- How do you trade a Triple top pattern?
- How reliable is a Triple bottom?
- Is it a profitable strategy?
The Triple bottom is a classical setup that usually forms at the end of a downtrend and presages a reversal to the upside. Unable to break support after three attempts, the price forms a Triple bottom. This suggests that sellers are exhausted, and buyers control the market action.
Samuraitradingacademy.com has studied about 200,000 chart patterns utilizing ten years of data. It found out that this figure has a win rate of 79.33 percent, which is 1.74 percent higher than the Triple top.
Take note that the Triple bottom appears and works on any time horizon. Because of the fierce battle between buyers and sellers, the pattern takes time to complete on the time frame you are watching. The main requirement is an initial downtrend.
In this post, you will understand the structure of the pattern, the key elements, and how to trade it in a standard manner and an alternative fashion.
Understanding the Triple bottom
It is a bullish reversal setup. Having a success ratio of 79.33 percent suggests that this pattern is reliable. Because of its structure, you can easily find the setup on your chart. The most glaring component of the pattern is the three valleys forming at about the same level due to the failure to cross and close below this level three times. This means that the price has found a bottom or floor and is poised upward.
The Triple bottom forms in this fashion. Price has been moving down for a while and has started experiencing buying pressure. The sellers who pushed the price down may have already liquidated their positions. They not much remaining to push the price further down. Then price records a low that is immediately pushed upward. Then price retests the new low to break it down but fails the second time. It makes a third and final test, met by strong buying pressure. This fierce battle led to the neckline and support, as shown below.
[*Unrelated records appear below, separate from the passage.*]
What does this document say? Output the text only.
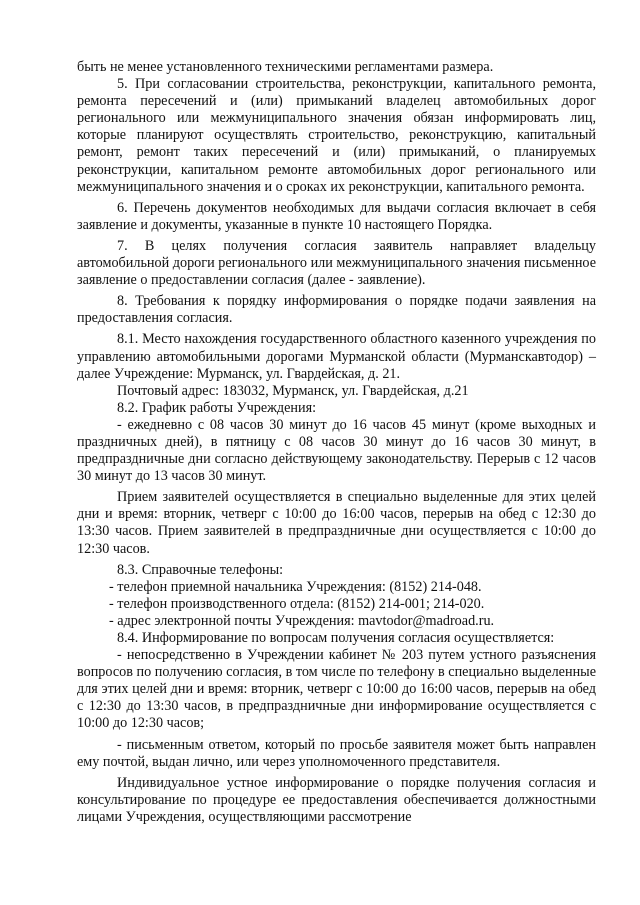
быть не менее установленного техническими регламентами размера.

5. При согласовании строительства, реконструкции, капитального ремонта, ремонта пересечений и (или) примыканий владелец автомобильных дорог регионального или межмуниципального значения обязан информировать лиц, которые планируют осуществлять строительство, реконструкцию, капитальный ремонт, ремонт таких пересечений и (или) примыканий, о планируемых реконструкции, капитальном ремонте автомобильных дорог регионального или межмуниципального значения и о сроках их реконструкции, капитального ремонта.

6. Перечень документов необходимых для выдачи согласия включает в себя заявление и документы, указанные в пункте 10 настоящего Порядка.

7. В целях получения согласия заявитель направляет владельцу автомобильной дороги регионального или межмуниципального значения письменное заявление о предоставлении согласия (далее - заявление).

8. Требования к порядку информирования о порядке подачи заявления на предоставления согласия.

8.1. Место нахождения государственного областного казенного учреждения по управлению автомобильными дорогами Мурманской области (Мурманскавтодор) – далее Учреждение: Мурманск, ул. Гвардейская, д. 21.

Почтовый адрес: 183032, Мурманск, ул. Гвардейская, д.21

8.2. График работы Учреждения:

- ежедневно с 08 часов 30 минут до 16 часов 45 минут (кроме выходных и праздничных дней), в пятницу с 08 часов 30 минут до 16 часов 30 минут, в предпраздничные дни согласно действующему законодательству. Перерыв с 12 часов 30 минут до 13 часов 30 минут.

Прием заявителей осуществляется в специально выделенные для этих целей дни и время: вторник, четверг с 10:00 до 16:00 часов, перерыв на обед с 12:30 до 13:30 часов. Прием заявителей в предпраздничные дни осуществляется с 10:00 до 12:30 часов.

8.3. Справочные телефоны:

- телефон приемной начальника Учреждения: (8152) 214-048.

- телефон производственного отдела: (8152) 214-001; 214-020.

- адрес электронной почты Учреждения: mavtodor@madroad.ru.

8.4. Информирование по вопросам получения согласия осуществляется:

- непосредственно в Учреждении кабинет № 203 путем устного разъяснения вопросов по получению согласия, в том числе по телефону в специально выделенные для этих целей дни и время: вторник, четверг с 10:00 до 16:00 часов, перерыв на обед с 12:30 до 13:30 часов, в предпраздничные дни информирование осуществляется с 10:00 до 12:30 часов;

- письменным ответом, который по просьбе заявителя может быть направлен ему почтой, выдан лично, или через уполномоченного представителя.

Индивидуальное устное информирование о порядке получения согласия и консультирование по процедуре ее предоставления обеспечивается должностными лицами Учреждения, осуществляющими рассмотрение
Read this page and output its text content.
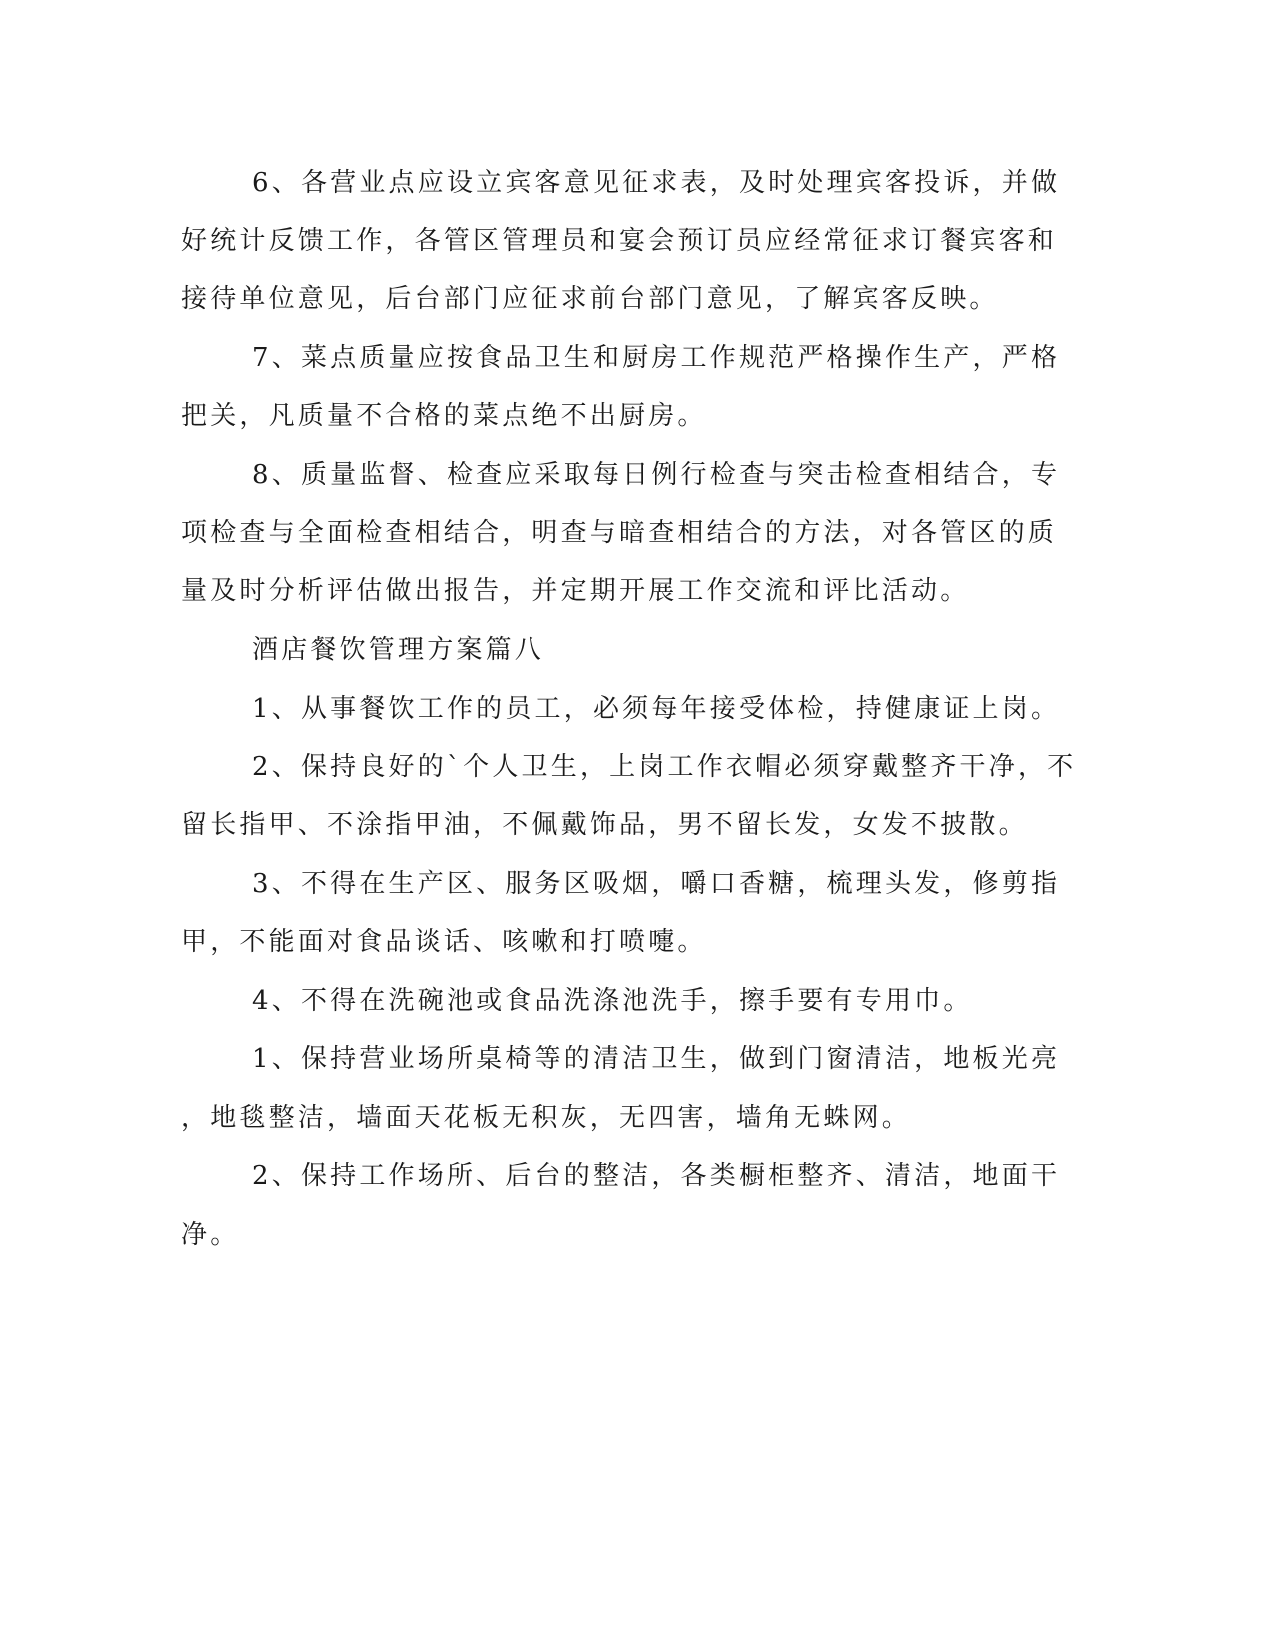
6、各营业点应设立宾客意见征求表，及时处理宾客投诉，并做
好统计反馈工作，各管区管理员和宴会预订员应经常征求订餐宾客和
接待单位意见，后台部门应征求前台部门意见，了解宾客反映。
7、菜点质量应按食品卫生和厨房工作规范严格操作生产，严格
把关，凡质量不合格的菜点绝不出厨房。
8、质量监督、检查应采取每日例行检查与突击检查相结合，专
项检查与全面检查相结合，明查与暗查相结合的方法，对各管区的质
量及时分析评估做出报告，并定期开展工作交流和评比活动。
酒店餐饮管理方案篇八
1、从事餐饮工作的员工，必须每年接受体检，持健康证上岗。
2、保持良好的`个人卫生，上岗工作衣帽必须穿戴整齐干净，不
留长指甲、不涂指甲油，不佩戴饰品，男不留长发，女发不披散。
3、不得在生产区、服务区吸烟，嚼口香糖，梳理头发，修剪指
甲，不能面对食品谈话、咳嗽和打喷嚏。
4、不得在洗碗池或食品洗涤池洗手，擦手要有专用巾。
1、保持营业场所桌椅等的清洁卫生，做到门窗清洁，地板光亮
，地毯整洁，墙面天花板无积灰，无四害，墙角无蛛网。
2、保持工作场所、后台的整洁，各类橱柜整齐、清洁，地面干
净。
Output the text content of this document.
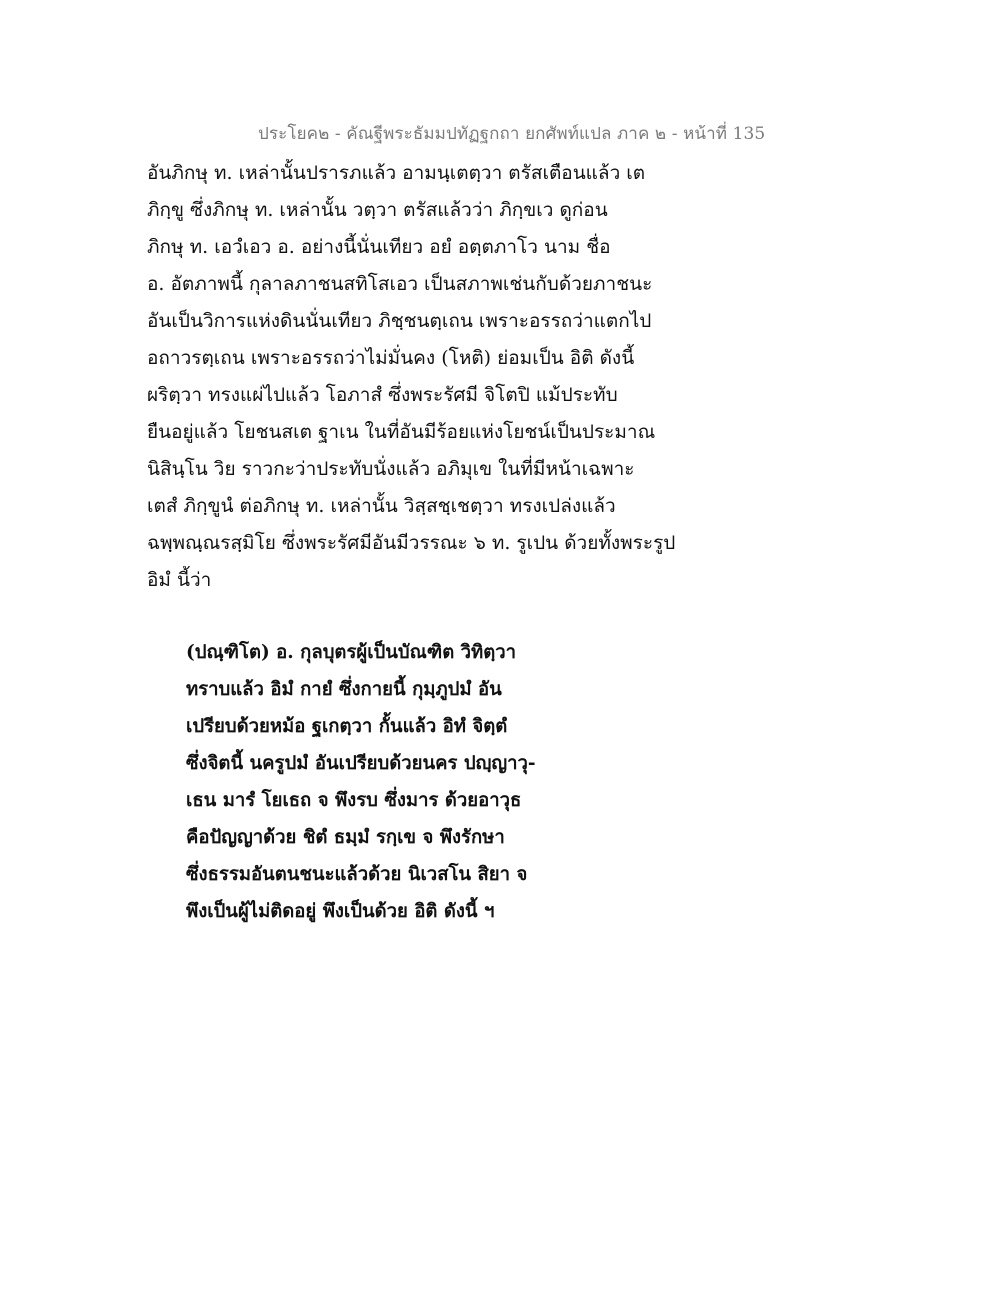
ประโยค๒ - คัณฐีพระธัมมปทัฏฐกถา ยกศัพท์แปล ภาค ๒ - หน้าที่ 135
อันภิกษุ ท. เหล่านั้นปรารภแล้ว อามนฺเตตฺวา ตรัสเตือนแล้ว เต
ภิกฺขู ซึ่งภิกษุ ท. เหล่านั้น วตฺวา ตรัสแล้วว่า ภิกฺขเว ดูก่อน
ภิกษุ ท. เอวํเอว อ. อย่างนี้นั่นเทียว อยํ อตฺตภาโว นาม ชื่อ
อ. อัตภาพนี้ กุลาลภาชนสทิโสเอว เป็นสภาพเช่นกับด้วยภาชนะ
อันเป็นวิการแห่งดินนั่นเทียว ภิชฺชนตฺเถน เพราะอรรถว่าแตกไป
อถาวรตฺเถน เพราะอรรถว่าไม่มั่นคง (โหติ) ย่อมเป็น อิติ ดังนี้
ผริตฺวา ทรงแผ่ไปแล้ว โอภาสํ ซึ่งพระรัศมี จิโตปิ แม้ประทับ
ยืนอยู่แล้ว โยชนสเต ฐาเน ในที่อันมีร้อยแห่งโยชน์เป็นประมาณ
นิสินฺโน วิย ราวกะว่าประทับนั่งแล้ว อภิมุเข ในที่มีหน้าเฉพาะ
เตสํ ภิกฺขูนํ ต่อภิกษุ ท. เหล่านั้น วิสฺสชฺเชตฺวา ทรงเปล่งแล้ว
ฉพฺพณฺณรสฺมิโย ซึ่งพระรัศมีอันมีวรรณะ ๖ ท. รูเปน ด้วยทั้งพระรูป
อิมํ นี้ว่า
(ปณฺฑิโต) อ. กุลบุตรผู้เป็นบัณฑิต วิทิตฺวา
ทราบแล้ว อิมํ กายํ ซึ่งกายนี้ กุมฺภูปมํ อัน
เปรียบด้วยหม้อ ฐเกตฺวา กั้นแล้ว อิทํ จิตฺตํ
ซึ่งจิตนี้ นครูปมํ อันเปรียบด้วยนคร ปญฺญาวุ-
เธน มารํ โยเธถ จ พึงรบ ซึ่งมาร ด้วยอาวุธ
คือปัญญาด้วย ชิตํ ธมฺมํ รกฺเข จ พึงรักษา
ซึ่งธรรมอันตนชนะแล้วด้วย นิเวสโน สิยา จ
พึงเป็นผู้ไม่ติดอยู่ พึงเป็นด้วย อิติ ดังนี้ ฯ
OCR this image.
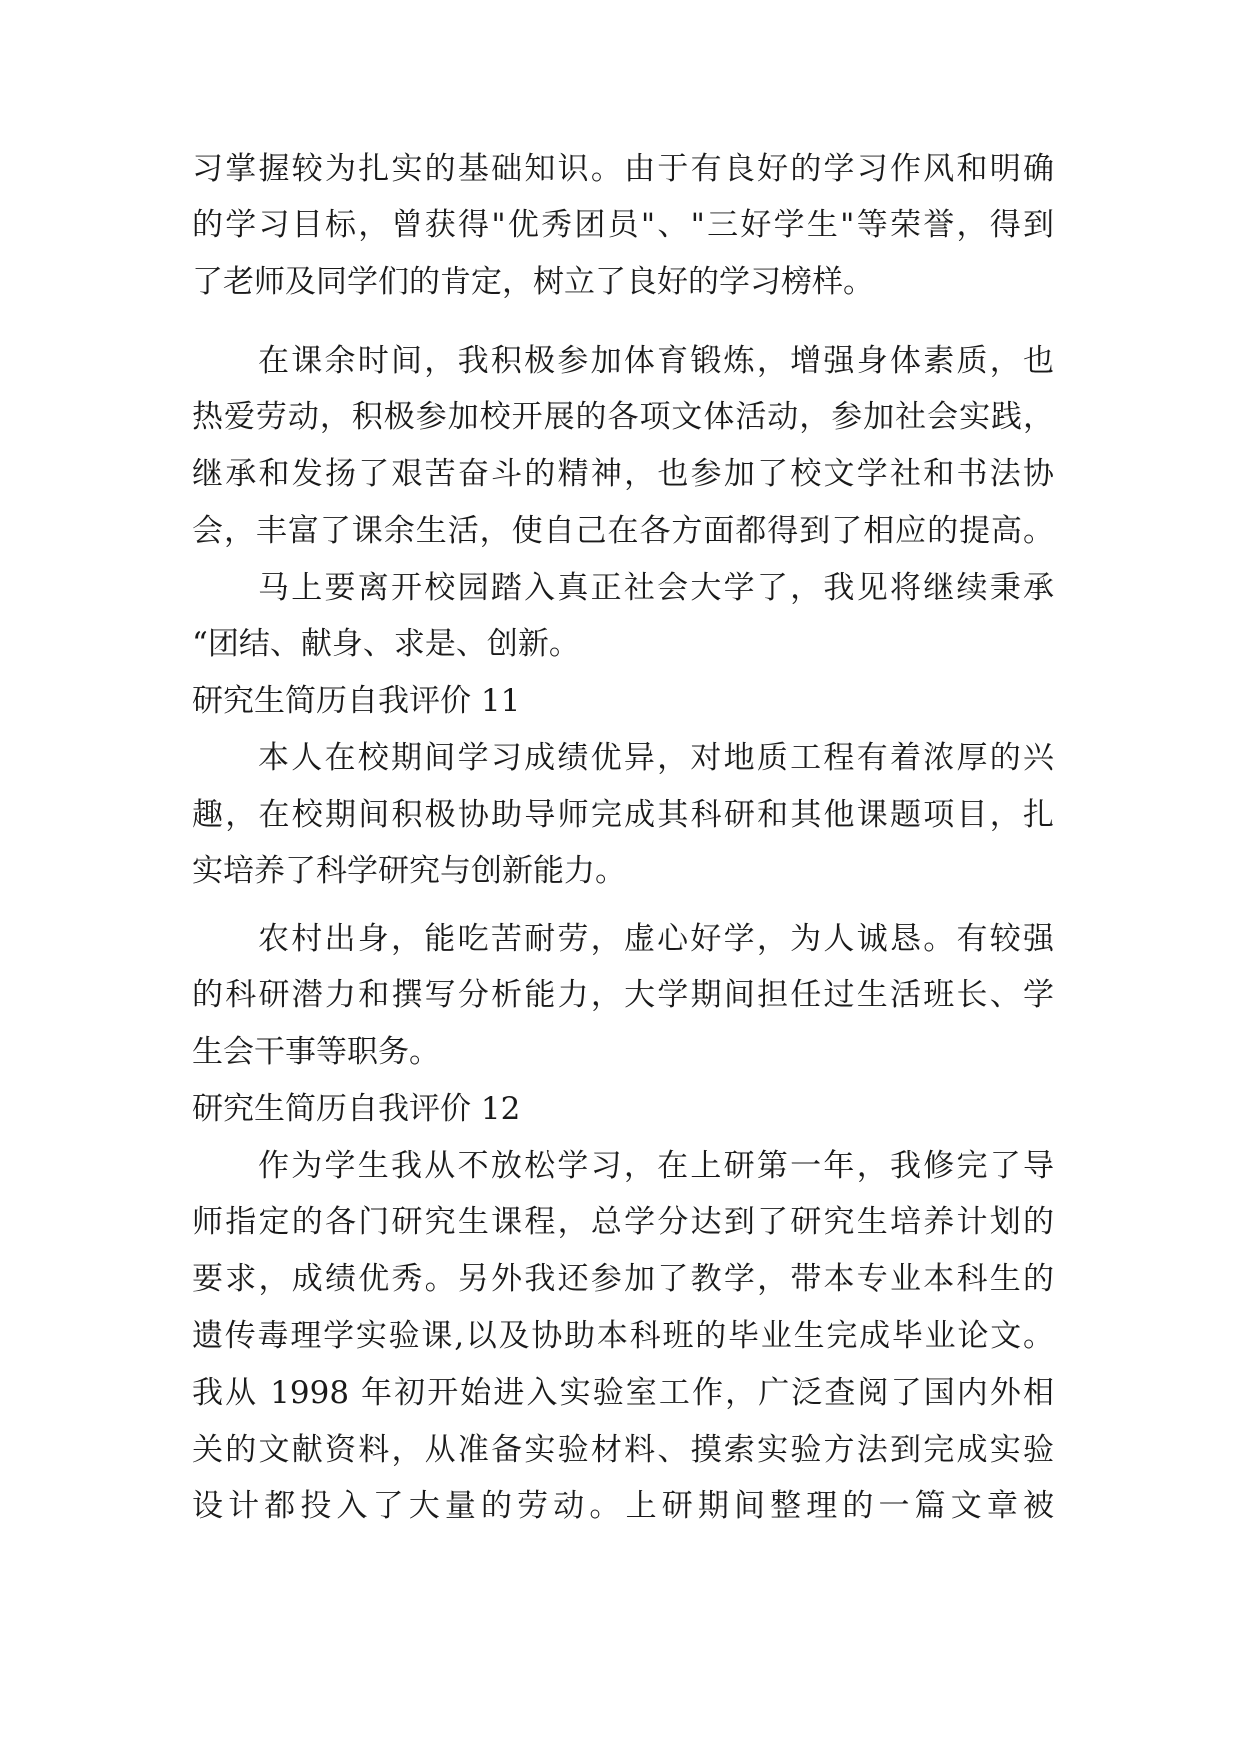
习掌握较为扎实的基础知识。由于有良好的学习作风和明确
的学习目标，曾获得"优秀团员"、"三好学生"等荣誉，得到
了老师及同学们的肯定，树立了良好的学习榜样。
在课余时间，我积极参加体育锻炼，增强身体素质，也
热爱劳动，积极参加校开展的各项文体活动，参加社会实践，
继承和发扬了艰苦奋斗的精神，也参加了校文学社和书法协
会，丰富了课余生活，使自己在各方面都得到了相应的提高。
马上要离开校园踏入真正社会大学了，我见将继续秉承
“团结、献身、求是、创新。
研究生简历自我评价 11
本人在校期间学习成绩优异，对地质工程有着浓厚的兴
趣，在校期间积极协助导师完成其科研和其他课题项目，扎
实培养了科学研究与创新能力。
农村出身，能吃苦耐劳，虚心好学，为人诚恳。有较强
的科研潜力和撰写分析能力，大学期间担任过生活班长、学
生会干事等职务。
研究生简历自我评价 12
作为学生我从不放松学习，在上研第一年，我修完了导
师指定的各门研究生课程，总学分达到了研究生培养计划的
要求，成绩优秀。另外我还参加了教学，带本专业本科生的
遗传毒理学实验课,以及协助本科班的毕业生完成毕业论文。
我从 1998 年初开始进入实验室工作，广泛查阅了国内外相
关的文献资料，从准备实验材料、摸索实验方法到完成实验
设计都投入了大量的劳动。上研期间整理的一篇文章被
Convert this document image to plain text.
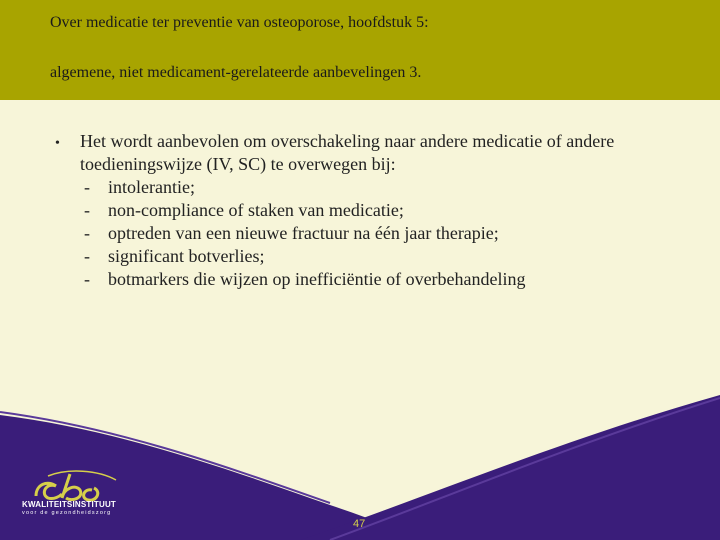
Over medicatie ter preventie van osteoporose, hoofdstuk 5:
algemene, niet medicament-gerelateerde aanbevelingen 3.
• Het wordt aanbevolen om overschakeling naar andere medicatie of andere toedieningswijze (IV, SC) te overwegen bij:
- intolerantie;
- non-compliance of staken van medicatie;
- optreden van een nieuwe fractuur na één jaar therapie;
- significant botverlies;
- botmarkers die wijzen op inefficiëntie of overbehandeling
KWALITEITSINSTITUUT
voor de gezondheidszorg
47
Be aware that the Triple bottom is seldom perfect. It means that the three bottoms are rarely at the same level. Sometimes one or two bottoms will fall short or exceed the support level. This is all well and good as long as you see valleys forming within a tight support area. In stock trading, these valleys are accompanied by falling volumes, but this is not important in currency trading.
In summary, the figure has three key elements:
The price must be going down before the Triple bottom formation. You could either see a straight sell-off or a step-down ladder formation.
This is a price zone or level where an attempt to break through is vanquished repeatedly.
This minor resistance area serves as an inflection point while price attempts to break to the downside. When the breakdown fails, a breakup of the neckline confirms the upside reversal.
How to trade the Triple bottom pattern?
If you know how to trade the Double bottom pattern, you know how to trade the figure. The process is much the same. Because the Double bottom is already a robust setup, Triple bottoms rarely show up. As you might have suspected, the figure is a little more effective than the double bottom by 0.78 percent, according to samuraitradingacademy.com.
Let us take a sample to show how to trade the Triple bottom. For this example, refer to the USD/CAD daily chart below. As a reversal pattern, the Triple bottom may occur in a downtrend or a pullback area in the middle of an uptrend. The setup below is an example of the second scenario. What is essential is that the main requirement of an initial downtrend exists.
This setup is small on the daily chart, but it is more prominent on the four-hour chart. This setup is not standard because the neckline is not horizontal. You can even think of this setup as a descending triangle that fails to break down. After the third bottom is established and the price is moving toward the neckline, it is clear that a Triple bottom is in place, and you are looking for a buy entry.
The moment the price breaks above the neckline after the third bottom and closes beyond it, you can already enter the buy trade. Make sure that you wait for the breakout candle to close above the neckline. The challenge here is setting the stop loss and taking profit to get a good reward-risk ratio. One thing you can do is set the stop loss in the middle of the Triple bottom range and go for a target that is twice the risk.
Alternative buy entry
To ensure a better reward-risk ratio, you can use an alternative buy entry method.
- You can use a buy limit order instead of a market buy order.
- After you get a candle break and close beyond the neckline, place a pending buy limit at the neckline level.
- Then put a stop loss in the middle of the range and a take profit in the possible completion point of the setup.
This example shows that price retests the neckline from above before it eventually takes off. The downside of this entry strategy is that you could miss potential trades when the price does not turn around, which is possible. The upside is that you could get a favorable reward-risk ratio that would impact your long-term profitability.
Once you know how to trade the Double bottom, it takes no learning curve to trade the figure. Since it shows up less frequently, this drawback is offset by a high success ratio. Trading the setup to the letter and keeping a high reward-risk ratio will give you good chances of trading success.
To apply this method in your trading, scour your charts and understand how to trade the setup in more depth. Trade with a demo account at first. Once you succeed in demo trading, you can move on to a real account.